Think about how much coddling you give your pets. This is analogous to big proprietary traditional data centers with their big, scale-up storage servers that consume a lot of resources, require a lot of administrative time and effort, and need constant coddling, much as you do with a pet.

What are the cattle?
Hyperscale companies – Google, Apple, Facebook, and so on – couldn’t scale, so they fundamentally altered the way data centers work so they function like cattle. For, while tradition data centers offer custom treatments, such as you do with pets, these organizations expect individual nodes to fail, making them, much like cattle, replaceable.

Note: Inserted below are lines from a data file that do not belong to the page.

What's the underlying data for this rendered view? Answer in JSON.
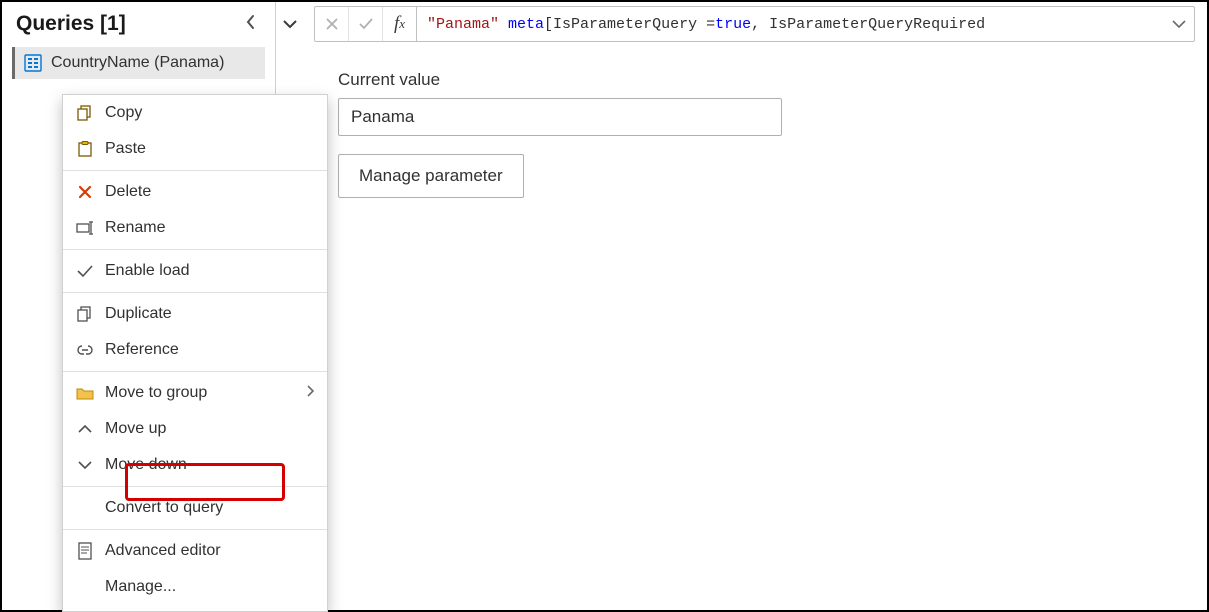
{
  "sidebar": {
    "title": "Queries [1]",
    "item_label": "CountryName (Panama)"
  },
  "formula": {
    "str": "\"Panama\"",
    "kw": "meta",
    "rest1": " [IsParameterQuery = ",
    "val": "true",
    "rest2": ", IsParameterQueryRequired"
  },
  "main": {
    "current_value_label": "Current value",
    "current_value": "Panama",
    "manage_button": "Manage parameter"
  },
  "ctx": {
    "copy": "Copy",
    "paste": "Paste",
    "delete": "Delete",
    "rename": "Rename",
    "enable_load": "Enable load",
    "duplicate": "Duplicate",
    "reference": "Reference",
    "move_to_group": "Move to group",
    "move_up": "Move up",
    "move_down": "Move down",
    "convert_to_query": "Convert to query",
    "advanced_editor": "Advanced editor",
    "manage": "Manage..."
  }
}
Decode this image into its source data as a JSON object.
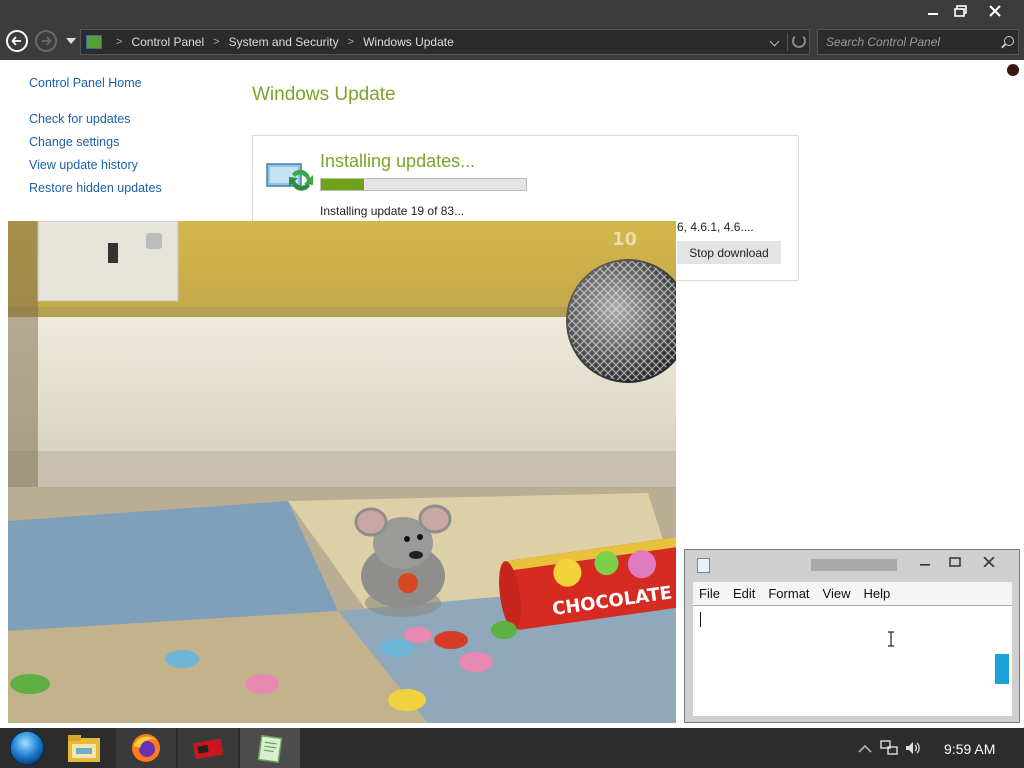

How is does this relate to Red Hat?
Red Hat is a driving force behind the switch from high-cost pets to commodity cattle as it relates right now in the storage industry.

Is this structured data or unstructured data?
Both are growing. Structured data, which is based on relational databases, continues to grow. But unstructured, or semi-structured data – such as when someone takes a selfie or records a video of their toddler – is exploding.

Where is Red Hat Storage in this?
Red Hat Storage is at the nexus of a lot of this. X86 server plus data services software is a compelling commodity data storage combination.